42
SY
The night replayed in my head even as the light started to peek through the window in my bedroom.
We stayed out late, despite Jenna’s early flight this morning. And when we got home, Jenna asked to sleep in my bed since hers had been disassembled.
Nodding, I looked at her in my doorway. My buzz had faded, and all I felt was a pit of sadness overwhelming my entire body. I moved aside, letting her into my sparsely decorated room.
She climbed into my bed, curling up under my duvet and settling on my chest. After a moment in the dark, Jenna lifted her head to meet my eyes. Like magnets, our lips met in a slow, strong kiss.
We forced ourselves apart, instead wrapping my arm around her and pulling her close. I held her like that all night, unwilling to let her move even an inch.
But somehow, she slipped out.
I rolled toward the empty space she’d left, patting the mattress to make sure she’d really gone.
From the sounds outside my door, I knew she had gotten up, preparing to leave the house on time. Even here, I could hear her feet padding against the floors from one end of the apartment to the other.
It was finally here, the end of our lease. At least the end of our lease as we knew it.
There was no more avoiding it, just embracing it.
So I hauled myself out of bed, my body aching from my performance the night before. I threw on a pair of jeans and a t-shirt, opting out of a bra for the day.
Maybe I should have planned to work today, but when it was time to make my schedule I thought it’d be the last thing I’d want to do on the day Jenna walked out of here.
Now, I was desperate for a distraction.
I looked at my reflection in the mirror on the back of the door, ruffling the blonde hairs into a vague order before sucking in a deep breath.
Gripping the doorknob, I forced myself to pull it open.
As soon as I did, a rush of noise flooded into my room. The sound of a tape gun rolling across a cardboard box drowned out the peaceful morning I’d just left behind.
“Hey.” Jenna offered a smile as she turned around. Even now, she couldn’t hide the disappointment.
Rubbing my eyes, I looked around the apartment. I couldn’t remember when all the moving boxes had started piling up but now they were inescapable. Every corner was filled with the life we’d built together being divided up and shipped out.
“Have you eaten?” I squinted my eyes in the sunlight. From the look on her face, she hadn’t; too anxious was my best guess.
Shaking her head, Jenna waved off my concern as she stacked up another box. “That’s the last one for the movers when they come.”
Laughing, I narrowed my eyes. “Are you going to eat?”
“That’s what the airport is for.” Jenna hardly looked up from her suitcases, now stacked by the front door. I knew it wasn’t personal, that her distance was how she processed the stress. But I would have given anything for her to let me make her breakfast one more time.
There wasn’t anything left for me to do, so instead, I nodded and sat on the couch while she flitted around the apartment.
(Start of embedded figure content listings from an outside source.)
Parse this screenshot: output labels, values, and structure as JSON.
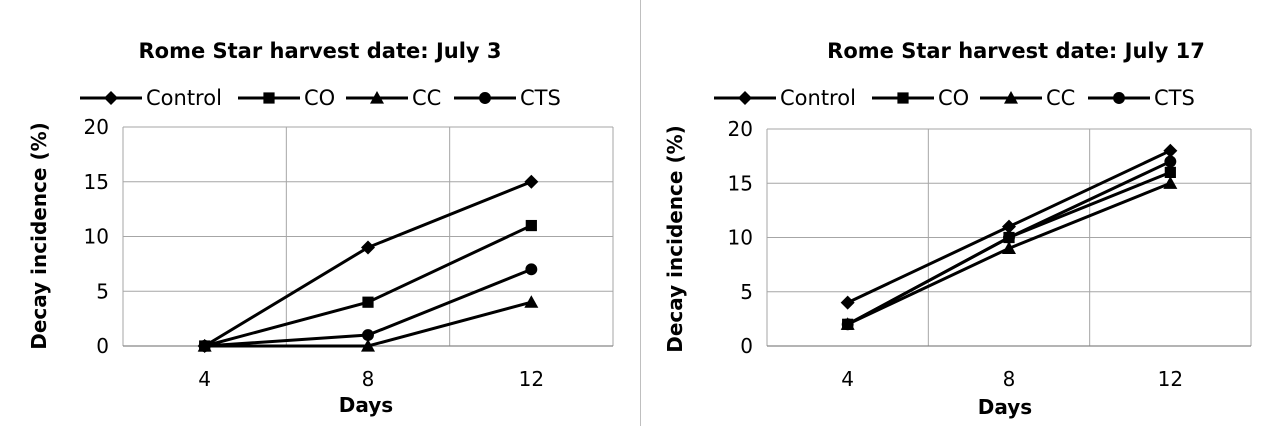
{
  "chart_data": [
    {
      "type": "line",
      "title": "Rome Star harvest date: July  3",
      "xlabel": "Days",
      "ylabel": "Decay incidence (%)",
      "categories": [
        "4",
        "8",
        "12"
      ],
      "yticks": [
        "0",
        "5",
        "10",
        "15",
        "20"
      ],
      "ylim": [
        0,
        20
      ],
      "grid": true,
      "legend": "top",
      "series": [
        {
          "name": "Control",
          "marker": "diamond",
          "values": [
            0,
            9,
            15
          ]
        },
        {
          "name": "CO",
          "marker": "square",
          "values": [
            0,
            4,
            11
          ]
        },
        {
          "name": "CC",
          "marker": "triangle",
          "values": [
            0,
            0,
            4
          ]
        },
        {
          "name": "CTS",
          "marker": "circle",
          "values": [
            0,
            1,
            7
          ]
        }
      ]
    },
    {
      "type": "line",
      "title": "Rome Star harvest date: July 17",
      "xlabel": "Days",
      "ylabel": "Decay incidence (%)",
      "categories": [
        "4",
        "8",
        "12"
      ],
      "yticks": [
        "0",
        "5",
        "10",
        "15",
        "20"
      ],
      "ylim": [
        0,
        20
      ],
      "grid": true,
      "legend": "top",
      "series": [
        {
          "name": "Control",
          "marker": "diamond",
          "values": [
            4,
            11,
            18
          ]
        },
        {
          "name": "CO",
          "marker": "square",
          "values": [
            2,
            10,
            16
          ]
        },
        {
          "name": "CC",
          "marker": "triangle",
          "values": [
            2,
            9,
            15
          ]
        },
        {
          "name": "CTS",
          "marker": "circle",
          "values": [
            2,
            10,
            17
          ]
        }
      ]
    }
  ]
}
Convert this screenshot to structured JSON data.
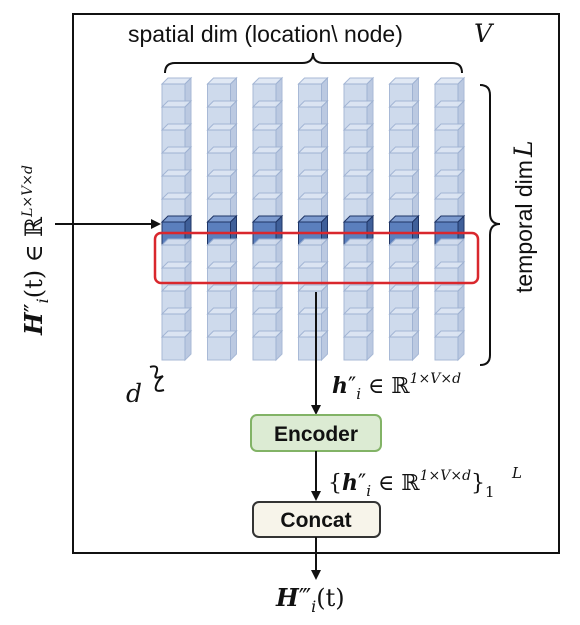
{
  "spatial_label": "spatial dim (location\\ node)",
  "spatial_symbol": "V",
  "temporal_label": "temporal dim",
  "temporal_symbol": "L",
  "depth_symbol": "d",
  "input_label": {
    "base": "H",
    "prime": "″",
    "sub": "i",
    "arg": "(t) ∈ ℝ",
    "sup": "L×V×d"
  },
  "slice_label": {
    "base": "h",
    "prime": "″",
    "sub": "i",
    "rel": " ∈ ℝ",
    "sup": "1×V×d"
  },
  "encoder_label": "Encoder",
  "set_label": {
    "open": "{",
    "base": "h",
    "prime": "″",
    "sub": "i",
    "rel": " ∈ ℝ",
    "sup": "1×V×d",
    "close": "}",
    "lower": "1",
    "upper": "L"
  },
  "concat_label": "Concat",
  "output_label": {
    "base": "H",
    "prime": "‴",
    "sub": "i",
    "arg": "(t)"
  },
  "colors": {
    "cube_light": "#c9d6ea",
    "cube_dark": "#5b7fbd",
    "highlight": "#d9272d",
    "encoder_fill": "#dcebd3",
    "encoder_stroke": "#82b366",
    "concat_fill": "#f7f4ea",
    "concat_stroke": "#333333"
  }
}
And then she slowed down, her eyes flicking across the apartment as she scanned for anything she might have missed.
That’s when I stood from the couch and threw on my sandals. “If you forgot anything, I can always ship it over to you.”
“Yeah, for sure.” Jenna bit her lip as she stopped in her tracks and looked around our apartment. It was almost empty, the vast majority of the decorating having been a result of her thrifting.
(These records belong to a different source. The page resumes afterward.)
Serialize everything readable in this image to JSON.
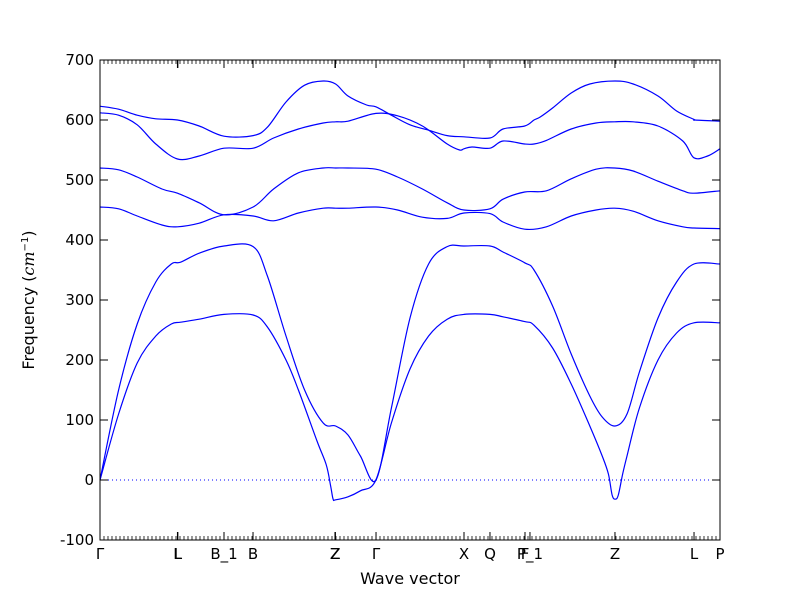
{
  "chart_data": {
    "type": "line",
    "title": "",
    "xlabel": "Wave vector",
    "ylabel": "Frequency (cm⁻¹)",
    "ylabel_main": "Frequency (",
    "ylabel_unit": "cm",
    "ylabel_exp": "−1",
    "ylabel_close": ")",
    "ylim": [
      -100,
      700
    ],
    "xlim": [
      0,
      1
    ],
    "grid": false,
    "y_ticks": [
      -100,
      0,
      100,
      200,
      300,
      400,
      500,
      600,
      700
    ],
    "zero_line": 0,
    "line_color": "#0000ff",
    "x_ticks": [
      {
        "label": "Γ",
        "x": 0.0
      },
      {
        "label": "L",
        "x": 0.1249
      },
      {
        "label": "L",
        "x": 0.1256
      },
      {
        "label": "B_1",
        "x": 0.2
      },
      {
        "label": "B",
        "x": 0.2468
      },
      {
        "label": "Z",
        "x": 0.379
      },
      {
        "label": "Z",
        "x": 0.3797
      },
      {
        "label": "Γ",
        "x": 0.4452
      },
      {
        "label": "X",
        "x": 0.5871
      },
      {
        "label": "Q",
        "x": 0.629
      },
      {
        "label": "F",
        "x": 0.6855
      },
      {
        "label": "P_1",
        "x": 0.6935
      },
      {
        "label": "Z",
        "x": 0.8306
      },
      {
        "label": "L",
        "x": 0.9581
      },
      {
        "label": "P",
        "x": 1.0
      }
    ],
    "series": [
      {
        "x": [
          0,
          0.03,
          0.06,
          0.09,
          0.115,
          0.13,
          0.16,
          0.2,
          0.247,
          0.27,
          0.3,
          0.32,
          0.35,
          0.365,
          0.372,
          0.376,
          0.38,
          0.4,
          0.42,
          0.445,
          0.47,
          0.5,
          0.53,
          0.56,
          0.587,
          0.629,
          0.65,
          0.685,
          0.7,
          0.73,
          0.76,
          0.79,
          0.81,
          0.82,
          0.826,
          0.831,
          0.836,
          0.843,
          0.85,
          0.87,
          0.9,
          0.93,
          0.958,
          1.0
        ],
        "y": [
          0,
          110,
          195,
          240,
          260,
          263,
          268,
          276,
          275,
          255,
          200,
          150,
          65,
          25,
          -10,
          -32,
          -33,
          -28,
          -18,
          0,
          95,
          185,
          240,
          268,
          276,
          276,
          272,
          264,
          258,
          220,
          160,
          90,
          40,
          10,
          -25,
          -32,
          -25,
          10,
          40,
          120,
          200,
          245,
          262,
          262
        ]
      },
      {
        "x": [
          0,
          0.03,
          0.06,
          0.09,
          0.115,
          0.13,
          0.16,
          0.2,
          0.247,
          0.27,
          0.3,
          0.33,
          0.36,
          0.38,
          0.4,
          0.42,
          0.445,
          0.47,
          0.5,
          0.53,
          0.56,
          0.587,
          0.629,
          0.65,
          0.685,
          0.7,
          0.73,
          0.76,
          0.79,
          0.81,
          0.8306,
          0.85,
          0.87,
          0.9,
          0.93,
          0.958,
          1.0
        ],
        "y": [
          0,
          150,
          260,
          330,
          360,
          363,
          378,
          390,
          389,
          340,
          240,
          150,
          95,
          90,
          75,
          40,
          0,
          120,
          270,
          360,
          389,
          390,
          390,
          380,
          362,
          350,
          290,
          210,
          140,
          105,
          90,
          110,
          180,
          270,
          330,
          360,
          360
        ]
      },
      {
        "x": [
          0,
          0.03,
          0.06,
          0.1,
          0.125,
          0.16,
          0.2,
          0.247,
          0.28,
          0.32,
          0.36,
          0.38,
          0.4,
          0.445,
          0.48,
          0.52,
          0.56,
          0.587,
          0.629,
          0.65,
          0.685,
          0.72,
          0.76,
          0.8,
          0.83,
          0.86,
          0.9,
          0.94,
          0.958,
          1.0
        ],
        "y": [
          455,
          452,
          440,
          425,
          422,
          428,
          442,
          440,
          432,
          445,
          453,
          453,
          453,
          455,
          450,
          438,
          436,
          445,
          444,
          430,
          418,
          422,
          440,
          450,
          453,
          448,
          432,
          422,
          420,
          419
        ]
      },
      {
        "x": [
          0,
          0.03,
          0.06,
          0.1,
          0.125,
          0.16,
          0.2,
          0.247,
          0.28,
          0.32,
          0.36,
          0.38,
          0.4,
          0.445,
          0.48,
          0.52,
          0.56,
          0.587,
          0.629,
          0.65,
          0.685,
          0.72,
          0.76,
          0.8,
          0.83,
          0.86,
          0.9,
          0.94,
          0.958,
          1.0
        ],
        "y": [
          520,
          517,
          505,
          485,
          478,
          462,
          442,
          455,
          485,
          512,
          520,
          520,
          520,
          518,
          505,
          485,
          462,
          450,
          452,
          468,
          480,
          482,
          502,
          518,
          520,
          515,
          498,
          482,
          478,
          482
        ]
      },
      {
        "x": [
          0,
          0.03,
          0.06,
          0.09,
          0.125,
          0.16,
          0.2,
          0.247,
          0.28,
          0.32,
          0.36,
          0.38,
          0.4,
          0.445,
          0.48,
          0.52,
          0.56,
          0.58,
          0.587,
          0.6,
          0.629,
          0.65,
          0.685,
          0.7,
          0.72,
          0.76,
          0.8,
          0.83,
          0.86,
          0.9,
          0.94,
          0.958,
          0.98,
          1.0
        ],
        "y": [
          612,
          608,
          592,
          560,
          535,
          540,
          553,
          553,
          570,
          585,
          595,
          597,
          598,
          611,
          607,
          590,
          560,
          550,
          552,
          555,
          553,
          565,
          560,
          560,
          566,
          585,
          595,
          597,
          597,
          590,
          565,
          537,
          540,
          552
        ]
      },
      {
        "x": [
          0,
          0.03,
          0.06,
          0.09,
          0.125,
          0.16,
          0.2,
          0.247,
          0.27,
          0.3,
          0.33,
          0.36,
          0.38,
          0.4,
          0.43,
          0.445,
          0.47,
          0.5,
          0.53,
          0.56,
          0.587,
          0.629,
          0.65,
          0.685,
          0.7,
          0.71,
          0.73,
          0.76,
          0.79,
          0.8306,
          0.86,
          0.9,
          0.93,
          0.958,
          0.96,
          1.0
        ],
        "y": [
          623,
          618,
          608,
          602,
          600,
          590,
          573,
          574,
          588,
          630,
          658,
          665,
          660,
          640,
          625,
          622,
          608,
          592,
          583,
          574,
          572,
          570,
          585,
          590,
          600,
          605,
          620,
          645,
          660,
          665,
          660,
          640,
          615,
          601,
          600,
          598
        ]
      }
    ]
  }
}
“Ready?” I asked, gripping her larger suitcase in my hands.
“No,” Jenna confessed before striding across the apartment and slipping on her Nike’s.
With her luggage in hand, we headed down the steep stairs one more time. She spent a moment in our doorway, saying goodbye to the place before following me downstairs.
When I pushed open the front door, her Uber was already waiting by the curb. I smiled at the guy as he offered to place her bags in the trunk. Jenna got her stuff inside and turned back to me.
She looked up at the building, the window of my bedroom visible from all the way down here.
I twiddled my fingers at my side. “I have no idea how to say goodbye to you.”
Shaking her head, Jenna scrunched her nose as she tried to hold back the tears in the corners of her eyes. “I don’t think we do. I think we say thank you, I’ll see you soon.”
She was right. Of course she was right. ‘Goodbye’ hurt too much.
Reaching out for her, I pulled her into a tight hug – my arms wrapping around her waist as she threw hers over my neck. I sucked in a deep breath, trying to take in every ounce of her smell before she drove away.
I wanted to remember every hint of her, maybe it would help me sleep at night.
“I stole a shirt, by the way,” Jenan confessed into my neck, a wet spot taking over my t-shirt as a tear fell.
Giggling, I nodded. “I would’ve been insulted if you didn’t.”
We stayed like that for too long, until the driver cleared his throat in the car.
Into her gorgeous light brown hair, I said all I could. “Thank you. I’ll see you soon.”
Nodding, Jenna pulled herself away. She met my eyes one more time before waving and disappearing into the car.
I stepped away from the curb, crossing my arms as I watched the black sedan pull away from the apartment building and into the flow of Manhattan traffic.
I stayed there until she was out of sight, trying to hold every glimpse of her that I could.